The low rain clouds above push the dark down onto us; the trees on either side press it in. The dark rolls down the moors like fog, settling more deeply in the low places and thickening the air until every breath is a lungful of wet, Dartmoor night. Only our lanterns beat it back, but even then it’s only barely, and every step we take down to the concealed path coming out of the maze is a step away from comfort and the known. A step away from reason and modernity and all the things I hadn’t realized I depended on so much until suddenly I’m in the cold, damp night with only a lantern to light my way.

No music, no podcasts, no blue-glow screen to connect me to anything other than this moment right here. This single line of us moving wordlessly toward the woods and stepping between the trees, this darkness and these dancing flames trapped behind glass as our lanterns sway. The crunch of the occasional leaf or stick as we step, the puffs of exertion as we walk, the rustle of hidden animals under the cover of night as they go about their animal business.

“Can you feel it?” someone whispers, and I realize it’s Becket. He sounds rapturous. “Can you feel it?”

For a moment, I don’t think I can, I think I’m only feeling the usual fascination I have toward the winter landscape, but after a minute or two, I start to sense it.
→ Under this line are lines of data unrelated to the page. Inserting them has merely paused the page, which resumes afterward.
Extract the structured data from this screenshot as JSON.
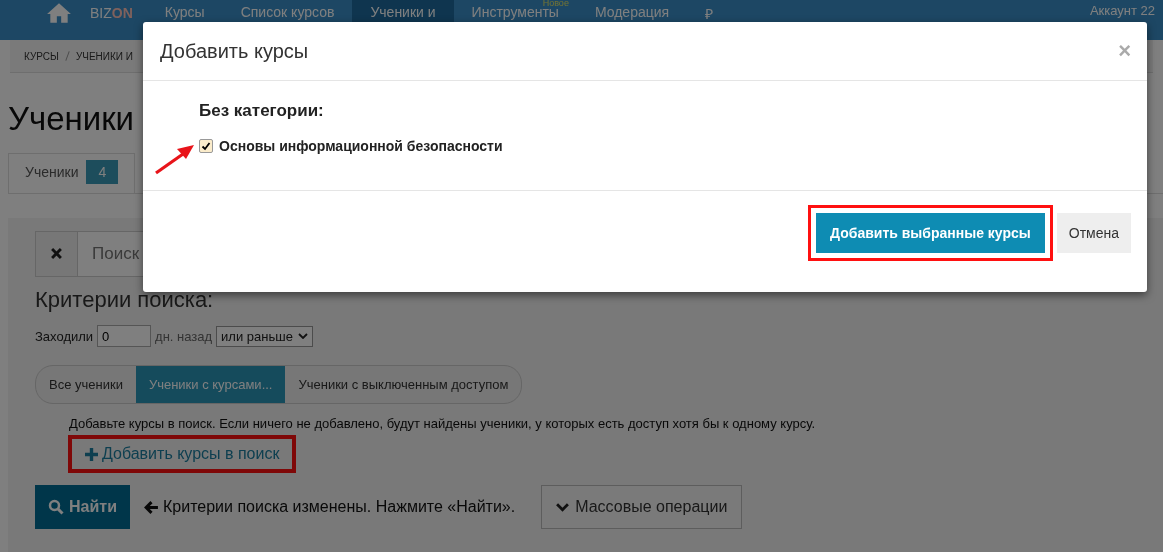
{
  "navbar": {
    "logo_main": "BIZ",
    "logo_accent": "ON",
    "items": [
      {
        "label": "Курсы",
        "selected": false
      },
      {
        "label": "Список курсов",
        "selected": false
      },
      {
        "label": "Ученики и",
        "selected": true
      },
      {
        "label": "Инструменты",
        "selected": false,
        "badge": "Новое"
      },
      {
        "label": "Модерация",
        "selected": false
      },
      {
        "label": "₽",
        "selected": false
      }
    ],
    "account": "Аккаунт 22"
  },
  "breadcrumb": [
    "КУРСЫ",
    "УЧЕНИКИ И"
  ],
  "heading": "Ученики",
  "tabs": [
    {
      "label": "Ученики",
      "count": "4",
      "selected": true
    }
  ],
  "search": {
    "placeholder": "Поиск"
  },
  "criteria": {
    "title": "Критерии поиска:",
    "visited_label": "Заходили",
    "days_value": "0",
    "days_suffix": "дн. назад",
    "when": "или раньше",
    "filters": [
      {
        "label": "Все ученики",
        "selected": false
      },
      {
        "label": "Ученики с курсами...",
        "selected": true
      },
      {
        "label": "Ученики с выключенным доступом",
        "selected": false
      }
    ],
    "hint": "Добавьте курсы в поиск. Если ничего не добавлено, будут найдены ученики, у которых есть доступ хотя бы к одному курсу.",
    "add_link": "Добавить курсы в поиск",
    "add_link_highlighted": true
  },
  "find_button": "Найти",
  "message": "Критерии поиска изменены. Нажмите «Найти».",
  "bulk_button": "Массовые операции",
  "modal": {
    "title": "Добавить курсы",
    "close": "×",
    "group": "Без категории:",
    "courses": [
      {
        "label": "Основы информационной безопасности",
        "checked": true,
        "pointed": true
      }
    ],
    "primary": "Добавить выбранные курсы",
    "primary_highlighted": true,
    "cancel": "Отмена"
  }
}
A prickle at the back of my neck. A strange hum in my chest.

Heat at the back of my eyelids, like I’m about to cry, except I’m not sure if they’re happy tears or sad tears or both. It’s more like I’m remembering something I’ve forgotten, and I’ve forgotten so long ago that the remembering of it feels like discovery.

It’s like the memory of my mother calling my name or the feeling of my first library card, plastic and colorful in my hand. It’s like kissing Saint or kneeling before Auden. It’s like having someone trace pain up and down my body until the world makes sense again. It’s like the smell of old books and the sound of thick-leaved trees in a summer storm and the chatter of a clear river over bright stones.

It’s home and it’s not. It’s old and it’s young, and it’s far and it’s near, and it’s in my body and also dancing along my skin, dancing away too fast for me to grab at it.

It’s loving and it’s stern.

It’s generous and it’s cruel.

It’s every feeling I ever associated with God, but instead of a church of stone and glass, it’s here in the woods, suffusing every particle of air and darkness and damp with burning, bright life.

“I feel it,” I murmur, and at the same time I hear Saint say, “Yes, I feel it too.”

Rebecca doesn’t answer, but Auden does pause for a moment. He’s behind me, at the very back of our line, and when I turn to see why he’s stopped, he’s standing there with the lantern by his side and his head bowed, as if he’s praying. But when I lift my own lantern to see his face, I see more than awe and humility there, I see something else. Something wild and new and feral.